Question 13: Is the 11-Digit ZIP Code or a Mail Image Personally Identifiable Information?

Answer: The Privacy Act does not permit the disclosure of a record, within a system of records, except pursuant to certain exceptions. Under the Privacy Act, records include information that contains a name, identifying number, symbol or something else that identifies a particular individual. Neither the mail image nor the 11-digit ZIP Code classify as records under the Privacy Act.

The mail image is not a record under the Privacy Act because the mail images are just images. The printed information on the mailpiece is not stored with the image. Only the image is stored and as such, it is not associated with any other information that would cause it to be personally identifiable. The Postal Service does not examine, or allow others to examine, mailpiece images unless a customer specifically requests an investigation into something related to the delivery of that mailpiece.

The 11-digit ZIP Code is not a record under the Privacy Act because it includes address information for a physical location, without personal identifiers or recipient information, and is not associated with any particular individual. This is evidenced by the 37 million mail forwarding and change-of-address requests the Postal Service receives yearly. Address locations change and are not unique identifiers in and of themselves.

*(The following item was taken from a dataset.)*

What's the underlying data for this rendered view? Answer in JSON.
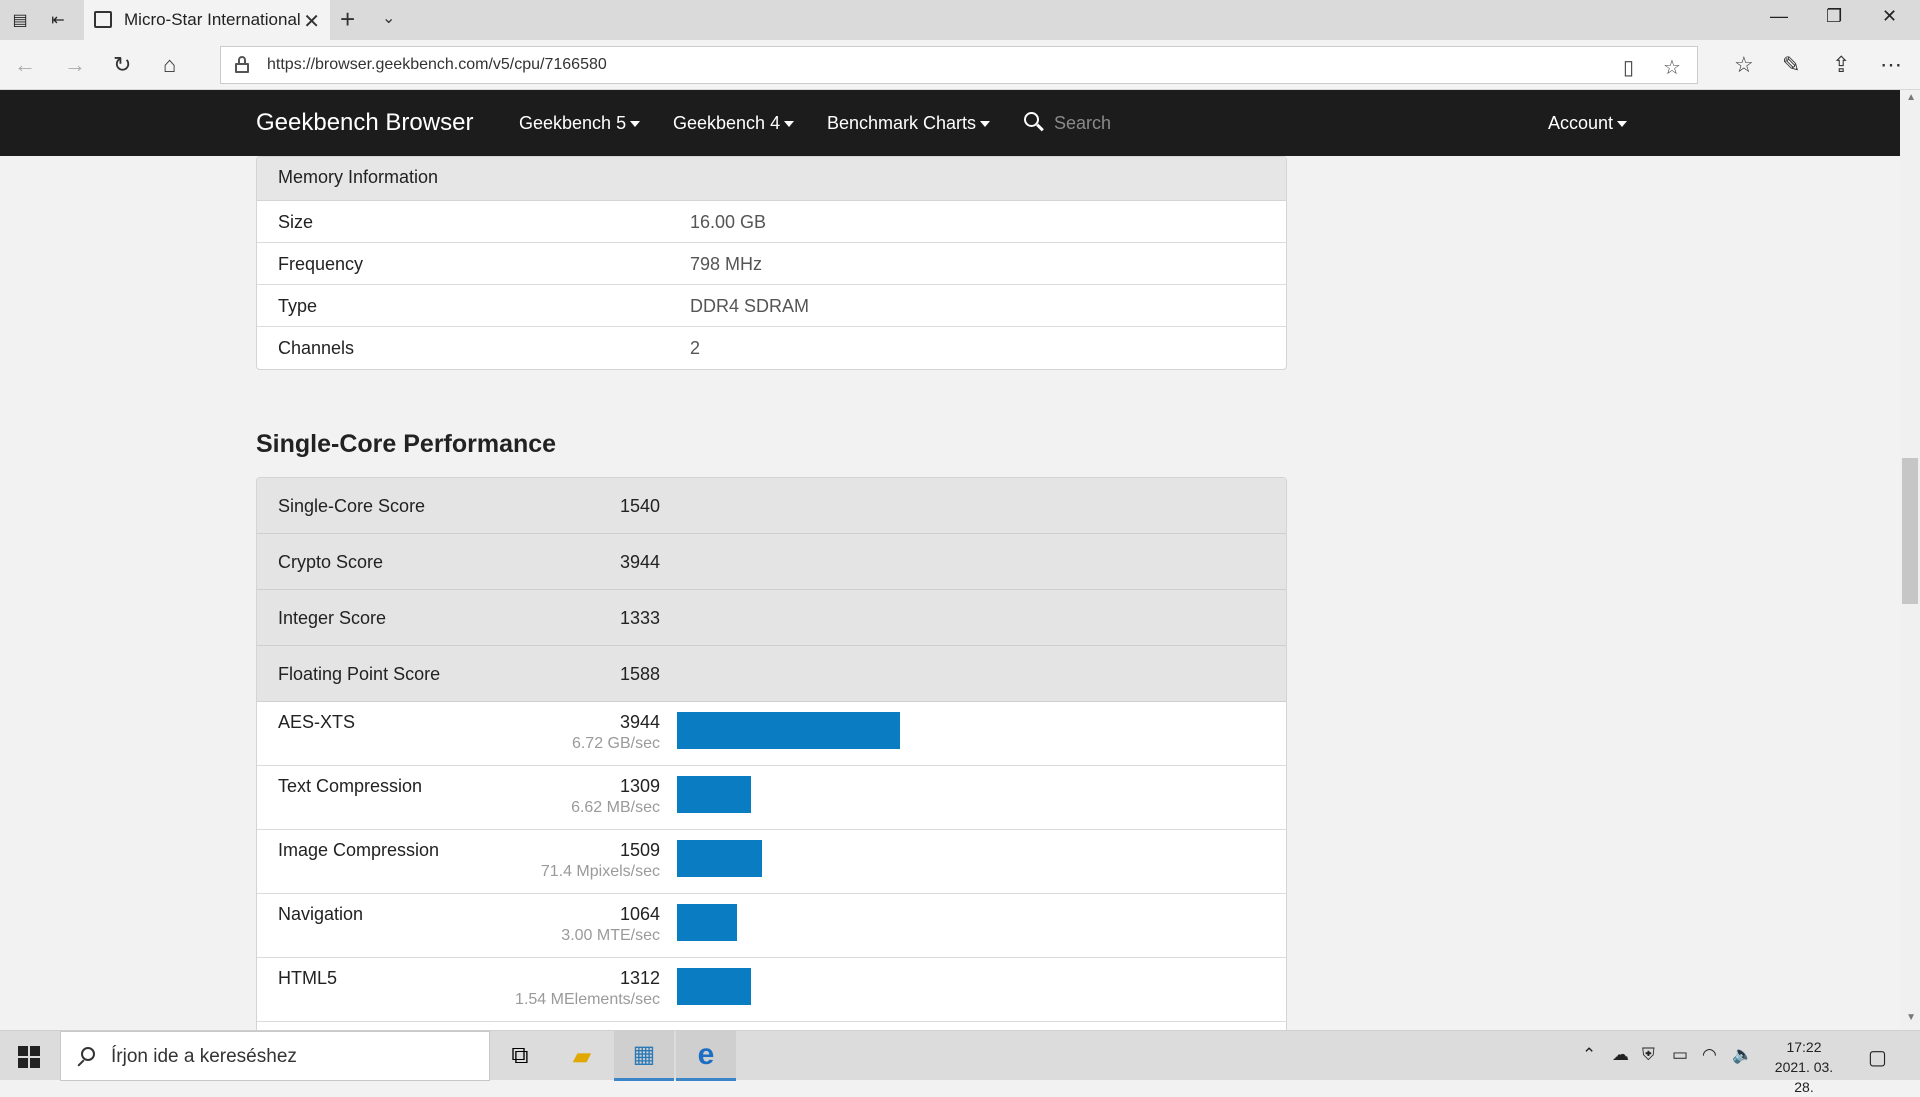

Question 14: Application of Routine Use 10.

Answer: The Informed Delivery service System of Records aligns with the System of Records used for Customer Registration because Customer Registration is the vehicle under which customers enroll in the Informed Delivery service. As a result, the Routine Uses must align in order for the systems to operate transparently.

Question 15: Application of Routine Use 11.

Answer: The Informed Delivery service System of Records aligns with the System of Records used for Customer Registration because Customer Registration is the vehicle under which customers enroll in the Informed Delivery service. As a result, the Routine Uses must align in order for the systems to operate transparently.